Iconic photos of a changing city, and commentary on our Collections & Exhibitions from the crew at MCNY.org
Before paparazzi and the celebrity media we all live with today, there were 19th century photographers, like Napoleon Sarony (1821-1896), who became internationally renowned for their celebrity portraits. Born in Québec, Sarony began his career in the lithography industry – he worked and learned his trade while employed by Currier and Ives – and eventually even set up his own lithography shop. After a stint in Europe to study art and learn photography he came back to New York in 1865 and opened his first photography studio near 630 Broadway. Over the years, he moved his studio several times.

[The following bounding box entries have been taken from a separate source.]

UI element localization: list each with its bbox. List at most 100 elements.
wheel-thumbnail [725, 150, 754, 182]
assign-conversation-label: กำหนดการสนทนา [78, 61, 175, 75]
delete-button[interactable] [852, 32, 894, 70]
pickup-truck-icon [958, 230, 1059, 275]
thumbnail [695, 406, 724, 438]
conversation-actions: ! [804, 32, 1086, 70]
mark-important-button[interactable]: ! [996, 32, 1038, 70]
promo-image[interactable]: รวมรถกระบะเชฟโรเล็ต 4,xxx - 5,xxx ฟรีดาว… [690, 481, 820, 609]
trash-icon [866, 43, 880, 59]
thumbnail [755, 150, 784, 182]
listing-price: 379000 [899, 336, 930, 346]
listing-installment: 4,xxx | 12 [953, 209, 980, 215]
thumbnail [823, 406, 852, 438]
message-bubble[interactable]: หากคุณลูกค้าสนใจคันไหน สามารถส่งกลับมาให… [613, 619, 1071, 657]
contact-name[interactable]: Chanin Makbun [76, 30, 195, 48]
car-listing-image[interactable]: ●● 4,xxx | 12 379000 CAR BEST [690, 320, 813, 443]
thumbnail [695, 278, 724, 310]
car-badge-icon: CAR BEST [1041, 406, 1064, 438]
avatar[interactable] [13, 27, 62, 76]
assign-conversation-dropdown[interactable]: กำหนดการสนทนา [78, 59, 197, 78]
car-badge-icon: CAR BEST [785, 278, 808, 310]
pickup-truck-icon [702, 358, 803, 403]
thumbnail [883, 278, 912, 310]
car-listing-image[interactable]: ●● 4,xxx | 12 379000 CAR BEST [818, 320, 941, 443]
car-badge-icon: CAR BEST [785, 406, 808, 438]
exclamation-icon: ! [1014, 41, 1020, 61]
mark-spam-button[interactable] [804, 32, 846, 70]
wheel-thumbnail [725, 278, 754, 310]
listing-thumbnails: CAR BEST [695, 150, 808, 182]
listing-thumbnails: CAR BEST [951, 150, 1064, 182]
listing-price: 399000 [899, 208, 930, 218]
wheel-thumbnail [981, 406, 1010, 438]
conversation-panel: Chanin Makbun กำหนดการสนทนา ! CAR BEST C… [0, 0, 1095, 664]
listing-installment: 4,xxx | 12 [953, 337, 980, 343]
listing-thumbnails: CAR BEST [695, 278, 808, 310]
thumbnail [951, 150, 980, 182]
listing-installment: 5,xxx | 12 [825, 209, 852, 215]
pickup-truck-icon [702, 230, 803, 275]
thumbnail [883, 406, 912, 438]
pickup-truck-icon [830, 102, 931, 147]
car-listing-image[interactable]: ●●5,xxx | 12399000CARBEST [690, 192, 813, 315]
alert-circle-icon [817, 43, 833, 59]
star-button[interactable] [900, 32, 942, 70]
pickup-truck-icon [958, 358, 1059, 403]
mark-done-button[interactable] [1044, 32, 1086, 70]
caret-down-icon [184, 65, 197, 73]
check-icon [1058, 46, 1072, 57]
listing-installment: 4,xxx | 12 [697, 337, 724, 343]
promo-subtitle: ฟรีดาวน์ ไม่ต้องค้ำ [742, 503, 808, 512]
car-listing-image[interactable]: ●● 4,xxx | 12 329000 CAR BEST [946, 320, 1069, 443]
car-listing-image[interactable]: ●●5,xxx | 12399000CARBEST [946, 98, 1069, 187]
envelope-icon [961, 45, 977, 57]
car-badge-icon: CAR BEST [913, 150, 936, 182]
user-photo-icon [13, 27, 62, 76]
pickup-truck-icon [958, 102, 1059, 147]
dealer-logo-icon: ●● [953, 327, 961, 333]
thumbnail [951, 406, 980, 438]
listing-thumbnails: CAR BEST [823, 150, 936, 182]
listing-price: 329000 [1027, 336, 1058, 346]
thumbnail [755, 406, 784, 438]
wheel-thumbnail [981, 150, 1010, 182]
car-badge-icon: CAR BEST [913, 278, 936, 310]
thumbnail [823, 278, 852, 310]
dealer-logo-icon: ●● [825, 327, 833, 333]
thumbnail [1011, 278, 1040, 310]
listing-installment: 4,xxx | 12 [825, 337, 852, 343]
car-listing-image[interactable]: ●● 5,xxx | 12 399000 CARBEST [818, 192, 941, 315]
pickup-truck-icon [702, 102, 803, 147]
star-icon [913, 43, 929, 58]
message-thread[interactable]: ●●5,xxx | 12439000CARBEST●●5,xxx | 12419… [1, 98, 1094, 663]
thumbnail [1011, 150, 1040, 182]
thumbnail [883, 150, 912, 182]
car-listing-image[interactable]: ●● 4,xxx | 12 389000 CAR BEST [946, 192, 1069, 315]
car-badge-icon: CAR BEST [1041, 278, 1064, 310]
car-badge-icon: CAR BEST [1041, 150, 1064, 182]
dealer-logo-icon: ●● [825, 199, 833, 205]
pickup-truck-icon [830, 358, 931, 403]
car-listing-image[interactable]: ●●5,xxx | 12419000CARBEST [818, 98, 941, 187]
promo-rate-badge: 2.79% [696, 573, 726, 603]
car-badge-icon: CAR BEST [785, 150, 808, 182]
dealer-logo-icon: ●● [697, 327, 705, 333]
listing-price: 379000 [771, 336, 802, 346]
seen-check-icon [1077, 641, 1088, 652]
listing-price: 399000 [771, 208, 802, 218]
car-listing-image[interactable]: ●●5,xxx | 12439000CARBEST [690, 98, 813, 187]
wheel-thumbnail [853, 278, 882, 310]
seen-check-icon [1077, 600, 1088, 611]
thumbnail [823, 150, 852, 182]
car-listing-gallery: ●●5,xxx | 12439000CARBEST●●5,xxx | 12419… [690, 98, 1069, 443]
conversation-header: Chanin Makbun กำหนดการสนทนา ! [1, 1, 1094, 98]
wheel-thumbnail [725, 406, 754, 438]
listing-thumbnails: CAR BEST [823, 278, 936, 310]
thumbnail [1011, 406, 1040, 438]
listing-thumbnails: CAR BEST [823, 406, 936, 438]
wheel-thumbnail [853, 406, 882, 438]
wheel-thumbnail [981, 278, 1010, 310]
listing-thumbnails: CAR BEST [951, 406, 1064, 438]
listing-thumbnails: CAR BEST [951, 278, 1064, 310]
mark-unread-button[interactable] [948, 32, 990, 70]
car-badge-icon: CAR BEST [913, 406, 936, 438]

He quickly became a part of the art scene and was a founding member of the Salmagundi Club and a member of the Tile Club. He became noted for a groundbreaking lighting style and was admired for his background sets and accessories. Most importantly, he was able to position his subjects so they’re portraits looked natural.

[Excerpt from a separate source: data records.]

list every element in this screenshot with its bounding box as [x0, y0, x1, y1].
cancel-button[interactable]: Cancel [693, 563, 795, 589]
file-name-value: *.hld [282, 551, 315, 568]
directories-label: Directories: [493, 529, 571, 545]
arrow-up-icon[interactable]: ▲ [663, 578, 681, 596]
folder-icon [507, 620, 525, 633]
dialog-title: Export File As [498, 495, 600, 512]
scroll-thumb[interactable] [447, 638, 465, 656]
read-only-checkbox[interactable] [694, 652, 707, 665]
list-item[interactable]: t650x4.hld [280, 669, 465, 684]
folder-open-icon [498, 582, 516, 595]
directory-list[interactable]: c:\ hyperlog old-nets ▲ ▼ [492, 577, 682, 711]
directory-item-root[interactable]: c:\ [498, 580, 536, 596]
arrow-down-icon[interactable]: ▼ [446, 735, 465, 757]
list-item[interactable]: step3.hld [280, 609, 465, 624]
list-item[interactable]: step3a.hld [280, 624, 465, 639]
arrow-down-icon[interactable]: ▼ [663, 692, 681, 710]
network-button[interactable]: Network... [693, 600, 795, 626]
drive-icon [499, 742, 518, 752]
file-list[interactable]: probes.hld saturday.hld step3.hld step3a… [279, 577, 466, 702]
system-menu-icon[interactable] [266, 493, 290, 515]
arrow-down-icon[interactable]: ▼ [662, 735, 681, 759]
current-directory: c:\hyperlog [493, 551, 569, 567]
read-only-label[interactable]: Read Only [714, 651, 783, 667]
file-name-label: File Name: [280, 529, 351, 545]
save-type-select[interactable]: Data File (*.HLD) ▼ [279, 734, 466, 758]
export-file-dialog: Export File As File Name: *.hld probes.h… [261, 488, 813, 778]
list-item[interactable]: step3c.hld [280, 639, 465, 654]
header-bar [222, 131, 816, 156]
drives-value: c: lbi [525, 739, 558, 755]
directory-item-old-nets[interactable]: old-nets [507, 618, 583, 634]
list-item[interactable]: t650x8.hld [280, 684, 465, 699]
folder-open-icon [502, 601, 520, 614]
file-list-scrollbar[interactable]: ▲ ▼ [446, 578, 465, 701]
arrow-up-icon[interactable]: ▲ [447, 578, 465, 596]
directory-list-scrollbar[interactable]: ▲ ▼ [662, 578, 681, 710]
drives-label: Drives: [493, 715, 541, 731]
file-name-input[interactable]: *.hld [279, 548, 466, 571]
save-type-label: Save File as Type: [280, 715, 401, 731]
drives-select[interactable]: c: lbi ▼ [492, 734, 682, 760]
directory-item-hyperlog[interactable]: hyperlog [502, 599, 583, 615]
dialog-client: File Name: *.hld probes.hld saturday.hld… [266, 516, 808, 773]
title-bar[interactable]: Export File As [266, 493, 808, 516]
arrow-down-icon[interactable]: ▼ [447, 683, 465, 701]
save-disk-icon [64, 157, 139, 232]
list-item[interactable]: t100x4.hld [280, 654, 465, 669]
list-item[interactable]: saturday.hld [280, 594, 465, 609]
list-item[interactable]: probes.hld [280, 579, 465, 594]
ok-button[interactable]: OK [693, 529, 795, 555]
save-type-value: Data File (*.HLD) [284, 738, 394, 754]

As Sarony’s reputation spread, he attracted more and more well known clientele. In fact, Sarony was among the first photographers to pay well known sitters for the right to take their picture and sell the resulting prints. His subjects included such notable figures as Samuel Clemens (Mark Twain) and William “Boss” Tweed, along with stars of the stage such as Lillian Russell and Sarah Bernhardt.
Thanks to the celebrity portraits, Sarony eventually usurped the title of “America’s Best Known Photographer” from Matthew Brady and was nicknamed “The Napoleon of Photography.” An eccentric man with the knack for storytelling, he became a celebrity in his own right.

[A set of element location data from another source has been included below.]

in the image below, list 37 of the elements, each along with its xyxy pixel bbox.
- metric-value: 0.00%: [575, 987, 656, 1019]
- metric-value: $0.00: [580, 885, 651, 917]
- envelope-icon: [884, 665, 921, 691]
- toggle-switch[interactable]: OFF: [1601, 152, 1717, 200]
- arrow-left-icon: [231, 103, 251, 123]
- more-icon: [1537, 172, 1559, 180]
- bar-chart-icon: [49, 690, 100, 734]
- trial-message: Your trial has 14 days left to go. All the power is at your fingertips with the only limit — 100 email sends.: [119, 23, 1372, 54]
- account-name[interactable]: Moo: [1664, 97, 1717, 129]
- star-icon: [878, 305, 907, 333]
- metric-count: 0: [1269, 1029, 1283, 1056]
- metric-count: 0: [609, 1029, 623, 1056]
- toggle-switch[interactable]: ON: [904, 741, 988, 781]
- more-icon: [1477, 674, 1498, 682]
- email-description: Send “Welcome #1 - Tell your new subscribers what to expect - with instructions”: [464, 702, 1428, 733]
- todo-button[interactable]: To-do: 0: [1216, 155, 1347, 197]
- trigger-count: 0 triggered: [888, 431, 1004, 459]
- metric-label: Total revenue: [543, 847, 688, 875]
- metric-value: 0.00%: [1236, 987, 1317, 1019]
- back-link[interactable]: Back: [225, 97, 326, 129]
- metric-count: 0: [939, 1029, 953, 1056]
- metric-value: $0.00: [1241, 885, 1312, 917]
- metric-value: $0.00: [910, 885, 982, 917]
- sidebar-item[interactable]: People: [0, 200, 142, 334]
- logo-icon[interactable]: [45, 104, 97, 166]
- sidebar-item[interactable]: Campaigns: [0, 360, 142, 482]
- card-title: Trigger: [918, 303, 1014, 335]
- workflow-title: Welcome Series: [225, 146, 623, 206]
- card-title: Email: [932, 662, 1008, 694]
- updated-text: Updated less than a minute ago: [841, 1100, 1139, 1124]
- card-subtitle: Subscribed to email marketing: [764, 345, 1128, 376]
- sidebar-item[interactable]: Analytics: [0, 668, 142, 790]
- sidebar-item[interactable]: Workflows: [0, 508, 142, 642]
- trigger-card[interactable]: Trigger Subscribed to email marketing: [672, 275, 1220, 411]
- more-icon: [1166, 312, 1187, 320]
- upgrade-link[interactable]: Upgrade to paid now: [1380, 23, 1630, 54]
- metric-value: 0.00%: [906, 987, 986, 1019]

Perhaps the portrait that made him most famous was his image of Oscar Wilde, a photograph taken before the Irish author, poet, and playwright achieved notoriety. Interestingly, Sarony became a key figure in US copyright law when he sued Burrow-Giles Lithographic for the unauthorized reprinting of his Wilde photograph for an advertising campaign.
When Sarony died in 1896 he left his business to his son Otto Sarony, who managed to keep the business alive until his own untimely death in 1903. Napoleon Sarony is buried in Greenwood Cemetery in Brooklyn.